Tuesday, April 14, 2009

For me, Michele Duval represents the most alienated of the first 100. This French semiotician is homesick as he is the only of the first settlers to arrive in Mars precisely because he anticipates the emotional and psychological adjustments necessary for the transition. Also, Duval who participates out of a sense of intellectual responsibility that clearly conflicts with his personal motives. In Duval's mind, he arrives on Mars to "ameliorate the potential social and psychological dysfunction created through the election process" (White 579). Duval's attempt to classify the first 100 according to "stucturalist alchemy" of humours seems to be an oversimplified attempt to explain the realities of [trans]globalization that seems to be the underlying theme in Red Mars (Robinson 391).

It is in this context that we see Frank Chalmers wheeling and dealing his way through the politics of Mars. Now that I've completed the novel I can better relate to the Nixon-Kennedy/ Chalmers-Boone comparison, especially when we see how the two men relate to the opposite sex. For Boone, every performance is a heroic one. Even when he is engaged in sexual intercourse he is simultaneously piloting an airplane (294). Way to multitask, Boone.

This is an interesting malthusian turn considering the "draconian birth reduction acts" in the industrialized back on planet Earth coupled by the booming birth rates in the underdeveloped nations of Earth due to the lack of access to reproductive technologies. Population control and the equitable distribution of resources becomes an issue of greater and greater concern as the terraformation process continues. Indeed, the browning of humanity becomes a matter of extraplanetary concern as the following passage reveals:

"And living with the Arabs sharpened his sense of how alien they were too. Oh, they were part of the twenty-first century humanity, no doubt about it; they were sophisticated scientists and technicians, cocooned like everyone else in a protective shell of technology at every moment of their lives, and busy making and watching their own life movies. And yet they prayed three to six times a day, bowing toward Earth when it was the morning or evening star. And the reason their techno-caravans gave them such great and obviouse pleasure was because the caravans were an outward manifestation of this bending of the modern world to their ancient goals."

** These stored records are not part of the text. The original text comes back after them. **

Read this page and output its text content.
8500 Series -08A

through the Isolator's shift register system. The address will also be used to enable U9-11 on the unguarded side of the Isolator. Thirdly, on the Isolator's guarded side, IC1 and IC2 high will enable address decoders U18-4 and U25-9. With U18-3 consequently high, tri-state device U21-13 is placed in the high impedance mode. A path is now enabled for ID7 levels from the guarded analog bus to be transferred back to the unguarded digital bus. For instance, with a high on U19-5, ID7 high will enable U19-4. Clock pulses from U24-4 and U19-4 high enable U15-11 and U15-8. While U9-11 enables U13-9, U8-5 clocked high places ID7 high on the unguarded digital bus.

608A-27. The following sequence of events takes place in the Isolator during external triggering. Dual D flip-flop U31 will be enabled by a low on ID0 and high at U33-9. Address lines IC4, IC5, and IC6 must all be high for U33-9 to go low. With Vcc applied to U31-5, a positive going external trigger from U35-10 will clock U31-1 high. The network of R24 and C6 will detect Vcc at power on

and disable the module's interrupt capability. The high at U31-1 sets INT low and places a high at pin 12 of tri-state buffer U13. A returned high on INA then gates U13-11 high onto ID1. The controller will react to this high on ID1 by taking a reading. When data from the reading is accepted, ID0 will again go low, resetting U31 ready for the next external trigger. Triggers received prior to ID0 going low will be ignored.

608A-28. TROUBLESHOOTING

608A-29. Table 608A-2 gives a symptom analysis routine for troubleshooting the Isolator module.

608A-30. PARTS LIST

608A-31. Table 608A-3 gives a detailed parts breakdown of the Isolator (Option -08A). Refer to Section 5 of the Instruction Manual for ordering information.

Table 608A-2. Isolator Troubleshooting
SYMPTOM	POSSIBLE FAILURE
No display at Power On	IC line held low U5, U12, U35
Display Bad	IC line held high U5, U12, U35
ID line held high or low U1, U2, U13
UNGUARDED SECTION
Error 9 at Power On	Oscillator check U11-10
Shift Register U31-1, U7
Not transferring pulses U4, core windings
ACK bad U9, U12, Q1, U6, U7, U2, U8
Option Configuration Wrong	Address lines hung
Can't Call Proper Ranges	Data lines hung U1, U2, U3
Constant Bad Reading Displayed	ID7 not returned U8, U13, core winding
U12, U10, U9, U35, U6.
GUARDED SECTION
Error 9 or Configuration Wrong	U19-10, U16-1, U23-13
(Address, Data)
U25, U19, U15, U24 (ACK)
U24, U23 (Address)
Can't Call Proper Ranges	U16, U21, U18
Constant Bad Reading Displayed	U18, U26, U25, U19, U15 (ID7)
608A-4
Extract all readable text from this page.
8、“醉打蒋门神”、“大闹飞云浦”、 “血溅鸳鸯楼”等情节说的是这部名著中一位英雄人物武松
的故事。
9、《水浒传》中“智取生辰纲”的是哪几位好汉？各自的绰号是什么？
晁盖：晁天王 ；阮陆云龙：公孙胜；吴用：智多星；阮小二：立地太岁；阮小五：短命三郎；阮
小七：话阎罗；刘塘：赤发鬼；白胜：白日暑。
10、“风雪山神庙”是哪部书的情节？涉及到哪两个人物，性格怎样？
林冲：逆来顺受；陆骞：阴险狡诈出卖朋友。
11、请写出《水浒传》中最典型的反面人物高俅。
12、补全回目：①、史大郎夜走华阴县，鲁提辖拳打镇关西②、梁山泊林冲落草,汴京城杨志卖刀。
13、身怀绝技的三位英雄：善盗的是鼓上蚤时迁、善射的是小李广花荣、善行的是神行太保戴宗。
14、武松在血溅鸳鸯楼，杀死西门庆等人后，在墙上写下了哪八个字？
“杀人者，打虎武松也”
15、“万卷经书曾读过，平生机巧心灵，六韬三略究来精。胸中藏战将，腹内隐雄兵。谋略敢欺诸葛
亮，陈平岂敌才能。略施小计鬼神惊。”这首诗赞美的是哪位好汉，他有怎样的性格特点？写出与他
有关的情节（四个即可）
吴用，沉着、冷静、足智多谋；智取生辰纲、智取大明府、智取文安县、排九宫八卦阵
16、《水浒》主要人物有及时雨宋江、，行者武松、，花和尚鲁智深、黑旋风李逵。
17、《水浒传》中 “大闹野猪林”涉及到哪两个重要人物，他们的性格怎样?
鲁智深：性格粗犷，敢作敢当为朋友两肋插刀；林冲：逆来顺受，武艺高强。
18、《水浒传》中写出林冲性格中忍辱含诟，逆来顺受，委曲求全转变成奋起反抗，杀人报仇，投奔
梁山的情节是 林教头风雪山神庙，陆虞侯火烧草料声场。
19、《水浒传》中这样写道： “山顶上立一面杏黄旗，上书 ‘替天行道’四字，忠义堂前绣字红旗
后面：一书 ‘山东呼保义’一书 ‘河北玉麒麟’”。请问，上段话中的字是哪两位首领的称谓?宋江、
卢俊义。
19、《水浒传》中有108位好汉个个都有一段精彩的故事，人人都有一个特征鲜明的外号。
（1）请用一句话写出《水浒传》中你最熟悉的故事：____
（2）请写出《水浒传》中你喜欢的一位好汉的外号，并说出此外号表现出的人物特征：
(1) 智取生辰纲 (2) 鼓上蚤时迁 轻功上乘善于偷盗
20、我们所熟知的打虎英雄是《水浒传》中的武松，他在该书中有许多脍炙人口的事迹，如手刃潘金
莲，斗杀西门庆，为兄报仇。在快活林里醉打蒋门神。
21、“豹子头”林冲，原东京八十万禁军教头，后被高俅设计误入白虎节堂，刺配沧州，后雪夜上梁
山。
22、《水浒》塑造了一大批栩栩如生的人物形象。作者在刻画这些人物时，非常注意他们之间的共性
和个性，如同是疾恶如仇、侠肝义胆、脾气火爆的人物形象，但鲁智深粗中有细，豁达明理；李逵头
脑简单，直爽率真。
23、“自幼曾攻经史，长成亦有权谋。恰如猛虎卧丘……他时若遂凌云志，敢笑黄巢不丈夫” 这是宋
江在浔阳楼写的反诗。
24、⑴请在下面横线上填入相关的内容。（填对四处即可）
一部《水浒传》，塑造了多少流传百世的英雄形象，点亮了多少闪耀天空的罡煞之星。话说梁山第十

This bending represents the same concern for Chalmers as it does for Henry Kissinger. Somehow, even in the setting of outerspace, Euro-earthlings cannot seem to conceive of a future in which they are not in charge or piloting the ship, so to speak. Even when Chalmers contemplates the desert-like landscape of Mars, he seems to harbor bit of a resentment towards the Arabs for being more acclimated to the dry, arid environment.